I'm working on a project about forms in which we have a question about selectors. We have seen that there is a boom of selectors that do not show whether it is a checkbox or a radio button.

From my point of view, this is confusing because the user doesn't know if he can select only one option or more than one. My proposal has been to show the checkbox or radio button icon. Also, for accessibility, we should say what kind of selector it is.

My colleague thinks that if there is a boom in many famous pages with selectors that do not provide the visual information of being a radio button or checkbox, she thinks it is because users understand how to use it and it is a newer way of designing selectors.

So my question is, what is your point of view, and do you agree with option A or B?


  • Option A:

** Option showing the radiobuttonsOption showing the checkboxes


  • Option B:

** Option without showing the type of selector Option without showing the type of selector + image

  • 1
    A and B seem like they're designed for different contexts. What exactly is the distinction between the two you like people to express preference for? Are you asking, button or no button? Dec 12, 2022 at 10:41
  • They are designed for the same context, forms. The difference is that in one component there is no visual of the type of selector (e.g. radio buttons or checkboxes) and in the other one there is. So I'm asking if people is in favor of with or without.
    – Beatriz GP
    Dec 12, 2022 at 11:16
  • 1
    I'm assuming that the "option B" designs are behaving as Radio Buttons from their associated text - I think this works with small groups of two or three options but, for more than that, I think I'd re think the whole layout. Of course, I have no research to back this up so take it with as much salt as you'd like - or maybe run your own research! Dec 12, 2022 at 12:15

1 Answer 1


Dime-store answer: if buttons aren't needed, don't use them.   That being said...

Q: ...different contexts. What exactly is the distinction between [A and B]?

A: They are designed for the same context, forms.

"Forms" is too broad a context to determine even a subjective preference between options A and B—a qualitative measure—let alone applying the comparison in quantitative user testing, i.e., measuring various user cognitive and performance metrics accomplishing a list of tasks.

To gain a usable response, start with the "option B" scenario—partly to reduce the measurable differences between A and B from many to one, but also because Option A is confusing, e.g., are the radio options exclusive, are the checkbox options inclusive?

The form context presented here is (apparently) the part of a larger form where clients scheduling a consultation indicate how and where they like to meet.

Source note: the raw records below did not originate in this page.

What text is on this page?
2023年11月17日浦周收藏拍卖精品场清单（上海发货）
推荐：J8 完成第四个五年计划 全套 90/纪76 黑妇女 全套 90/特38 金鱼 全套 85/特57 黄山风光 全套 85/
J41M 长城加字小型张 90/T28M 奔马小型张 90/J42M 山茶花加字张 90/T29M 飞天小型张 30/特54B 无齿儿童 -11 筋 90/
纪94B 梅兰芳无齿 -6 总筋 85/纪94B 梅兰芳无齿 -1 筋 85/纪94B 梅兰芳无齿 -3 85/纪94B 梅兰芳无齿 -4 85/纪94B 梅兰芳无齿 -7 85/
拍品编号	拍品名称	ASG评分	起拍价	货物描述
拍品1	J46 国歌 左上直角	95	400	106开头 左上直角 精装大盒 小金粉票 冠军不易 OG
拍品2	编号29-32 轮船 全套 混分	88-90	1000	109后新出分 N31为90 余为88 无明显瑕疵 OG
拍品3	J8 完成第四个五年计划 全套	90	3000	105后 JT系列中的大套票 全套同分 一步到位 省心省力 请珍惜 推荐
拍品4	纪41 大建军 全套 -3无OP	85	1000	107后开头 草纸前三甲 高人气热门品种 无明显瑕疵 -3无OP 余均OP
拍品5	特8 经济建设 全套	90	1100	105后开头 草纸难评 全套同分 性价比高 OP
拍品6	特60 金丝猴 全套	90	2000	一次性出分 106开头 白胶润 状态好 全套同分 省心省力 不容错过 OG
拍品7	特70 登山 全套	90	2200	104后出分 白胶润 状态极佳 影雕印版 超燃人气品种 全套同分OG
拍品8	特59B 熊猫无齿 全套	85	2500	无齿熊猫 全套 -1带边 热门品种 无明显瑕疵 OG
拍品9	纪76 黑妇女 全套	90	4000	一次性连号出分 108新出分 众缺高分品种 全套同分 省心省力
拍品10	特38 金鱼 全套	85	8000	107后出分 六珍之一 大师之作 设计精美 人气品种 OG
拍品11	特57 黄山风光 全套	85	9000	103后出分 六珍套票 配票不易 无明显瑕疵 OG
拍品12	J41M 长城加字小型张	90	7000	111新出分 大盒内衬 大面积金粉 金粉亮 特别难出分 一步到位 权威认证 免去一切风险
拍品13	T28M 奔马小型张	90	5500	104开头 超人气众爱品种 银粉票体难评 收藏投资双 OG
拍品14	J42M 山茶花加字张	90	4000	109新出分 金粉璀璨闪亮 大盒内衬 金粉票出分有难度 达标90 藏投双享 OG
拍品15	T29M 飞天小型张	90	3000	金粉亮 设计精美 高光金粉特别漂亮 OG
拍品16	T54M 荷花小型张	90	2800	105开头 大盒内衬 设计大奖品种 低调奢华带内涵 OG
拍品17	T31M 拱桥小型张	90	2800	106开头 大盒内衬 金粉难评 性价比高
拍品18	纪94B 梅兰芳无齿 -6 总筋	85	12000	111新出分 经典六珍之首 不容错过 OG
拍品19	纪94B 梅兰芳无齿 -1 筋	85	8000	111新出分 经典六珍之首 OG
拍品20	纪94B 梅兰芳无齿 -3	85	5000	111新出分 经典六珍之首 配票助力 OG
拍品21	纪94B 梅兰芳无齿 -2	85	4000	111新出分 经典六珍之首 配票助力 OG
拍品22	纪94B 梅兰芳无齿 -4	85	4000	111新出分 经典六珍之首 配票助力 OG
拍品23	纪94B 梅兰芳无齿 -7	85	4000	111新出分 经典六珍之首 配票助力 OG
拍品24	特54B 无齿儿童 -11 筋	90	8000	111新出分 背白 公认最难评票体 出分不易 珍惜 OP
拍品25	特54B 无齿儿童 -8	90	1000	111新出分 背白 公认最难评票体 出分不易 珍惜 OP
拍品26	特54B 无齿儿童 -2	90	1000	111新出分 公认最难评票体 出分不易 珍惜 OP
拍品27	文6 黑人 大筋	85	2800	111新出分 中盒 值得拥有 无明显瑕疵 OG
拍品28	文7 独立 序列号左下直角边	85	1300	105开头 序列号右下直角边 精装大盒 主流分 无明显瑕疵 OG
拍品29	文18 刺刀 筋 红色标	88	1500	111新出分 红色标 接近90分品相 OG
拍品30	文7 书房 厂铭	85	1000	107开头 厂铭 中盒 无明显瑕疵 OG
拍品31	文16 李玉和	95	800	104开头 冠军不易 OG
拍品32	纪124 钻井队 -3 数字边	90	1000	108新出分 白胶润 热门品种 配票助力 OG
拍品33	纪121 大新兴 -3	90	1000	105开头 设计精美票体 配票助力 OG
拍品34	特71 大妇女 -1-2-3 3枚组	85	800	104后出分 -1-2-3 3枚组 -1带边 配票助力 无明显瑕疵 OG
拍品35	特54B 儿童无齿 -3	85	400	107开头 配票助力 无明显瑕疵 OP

The client has the option to meet online, or at a company office. If an office consultation is selected the client then selects the office location. Both the online/office selection and the two location selections are exclusive.

Option A

Incorporating radio button controls and border highlighting to indicate selection:

with buttons


Option B

Relying solely on border highlighting to indicate selection:

without buttons

To measure the clarity of instructions show unselected presentations:

unselected buttons

unselected without buttons


  • The primary question—"Where would you like to meet?",

  • And the physical limitation of not being able to be in two locations at the same time,

...strongly suggests the choice for both questions are exclusive—i.e., you can only select one making Option B effective and slightly "cleaner", and radio buttons not necessary to communicate exclusivity.

However, consistency of form-wide use of controls is a significantly greater priority over "effective and clean" in any portion. Therefore, an analysis of the entire form is necessary to ultimately decide if inclusion of radio/checkbox controls is needed to improve the form's UX.

Clarify the "Option A" presentation in the question, and the rest of a representative form in your project, with a specific scenario then present options with and without buttons ready for qualitative and quantitative analysis.